There are a few great recipes out there for low carb granola bars, such as Ditch the Carbs Grain Free Granola Bars and Diet Doctor Low Carb Granola Bars.

These are a perfect on-the-go breakfast or snack during the day to tie you over until the next meal. They are low carb, sugar free, grain free and gluten free.

INGREDIENTS
200 grams mixed raw nuts (such as almonds, pecans, hazelnuts, brazil nuts, walnuts)
100 grams mixed seeds (such as chia seeds, pumpkin seeds, sunflower seeds, sesame seeds, linseeds/flaxseeds)
50 grams coconut (flakes, chips, shredded or desiccated)
2 tablespoons coconut oil
4 tablespoons tahini or nut butter (such as almond or peanut)
1 teaspoon vanilla extract
1 teaspoon cinnamon
1 tablespoon honey or maple syrup (or sweetener)
2 eggs
1/4 cup dark chocolate chips, cocoa nibs or unsweetened dried berries (optional)

MELT, MIX, BLEND, PRESS, BAKE…
Melt the coconut oil and tahini or nut butter together with the sweetener.
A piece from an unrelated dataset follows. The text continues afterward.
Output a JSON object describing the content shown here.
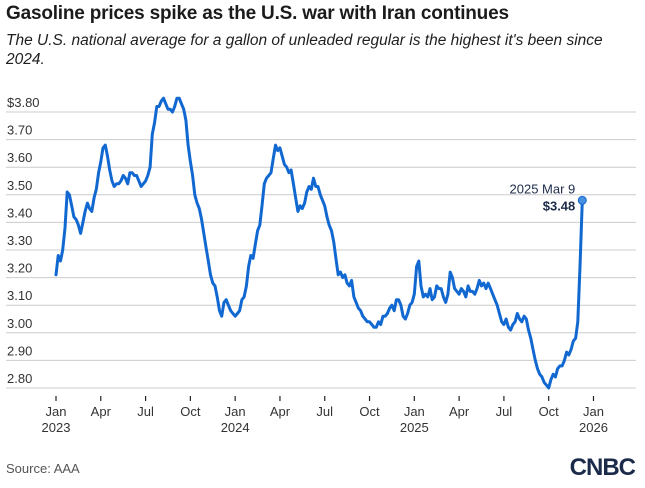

Allow to cool slightly and whisk in the eggs. Mix in with the rest of the ingredients. Blend the nuts, seeds and coconut together, leaving some chunks. Mix together with the egg, coconut oil and tahini mix. Mix in the dark chocolate chips or dried berries if using. Pour into a lined baking tray and press in. Bake at 180 degrees celcius for 20 minutes, making sure not to burn. Allow to cool and cut into bars. Store in an airtight container or the fridge.